Bisnis.com, JAKARTA — Ekonom meyakini Bank Indonesia akan tetap menahan suku bunga acuan atau BI Rate pada pertemuan Rapat Dewan Gubernur selanjutnya. Padahal, indeks harga konsumen mencatatkan deflasi dua bulan beruntun dan lebih rendah dari target pemerintah di level 2,5%±1%.
Realisasi Indeks Harga Konsumen (IHK) Februari 2025 sebesar -0,48% (month to month/MtM) pada Februari 2025 dan sebesar -0,09% secara tahunan atau (year on year/YoY).
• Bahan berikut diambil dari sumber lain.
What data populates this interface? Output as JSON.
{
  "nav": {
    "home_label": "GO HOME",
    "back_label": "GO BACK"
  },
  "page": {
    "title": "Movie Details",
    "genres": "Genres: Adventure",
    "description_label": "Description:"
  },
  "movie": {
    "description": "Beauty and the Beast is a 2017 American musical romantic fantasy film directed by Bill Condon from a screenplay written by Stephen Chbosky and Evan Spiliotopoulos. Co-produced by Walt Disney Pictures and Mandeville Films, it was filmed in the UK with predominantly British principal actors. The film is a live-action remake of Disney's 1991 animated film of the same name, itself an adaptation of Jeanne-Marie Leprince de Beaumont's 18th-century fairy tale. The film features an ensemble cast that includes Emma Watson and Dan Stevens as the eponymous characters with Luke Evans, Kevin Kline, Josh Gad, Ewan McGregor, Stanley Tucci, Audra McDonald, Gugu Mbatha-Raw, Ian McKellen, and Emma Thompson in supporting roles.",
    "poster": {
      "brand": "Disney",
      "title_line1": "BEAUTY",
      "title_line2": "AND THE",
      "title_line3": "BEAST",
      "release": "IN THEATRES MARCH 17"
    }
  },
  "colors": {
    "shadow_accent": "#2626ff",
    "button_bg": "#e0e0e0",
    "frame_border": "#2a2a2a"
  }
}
Deflasi tahunan tersebut bahkan tercatat menjadi deflasi pertama dalam 25 tahun terakhir.
Kepala Ekonom PT Bank Central Asia Tbk. (BBCA) atau BCA David Sumual melihat tekanan eksternal alias global yang masih cukup kuat, mengurungkan langkah Bank Indonesia (BI) pangkas BI Rate.
“BI Rate masih ditahan walau masih ada peluang penurunan terbatas, 25 bps lagi di tahun ini,” ujarnya kepada Bisnis, Senin (3/3/2025).
Senada, Ekonom PT Bank Danamon Indonesia Tbk. (BDMN) Hosianna Evalita Situmorang melihat dari sisi kebijakan moneter, Bank Indonesia menghadapi lingkungan yang menantang untuk menurunkan suku bunga, mengingat berlanjutnya arus modal keluar dan volatilitas rupiah.
Pada hari ini, Senin (3/3/2025) siang, nilai tukar rupiah menguat 115,50 poin atau 0,70% ke level Rp16.480 per dolar AS usai dibuka melemah pagi tadi pada Rp16.595 per dolar AS.
Baca Juga
Pelemahan rupiah sempat terjadi usai BI menurunkan suku bunga acuan pada Januari 2025 dan mempertahankannya pada Februari 2025. Terlebih, cadangan devisa Tanah Air dalam posisi gemuk dan mencatatkan all time high pada Januari senilai US$156,1 miliar.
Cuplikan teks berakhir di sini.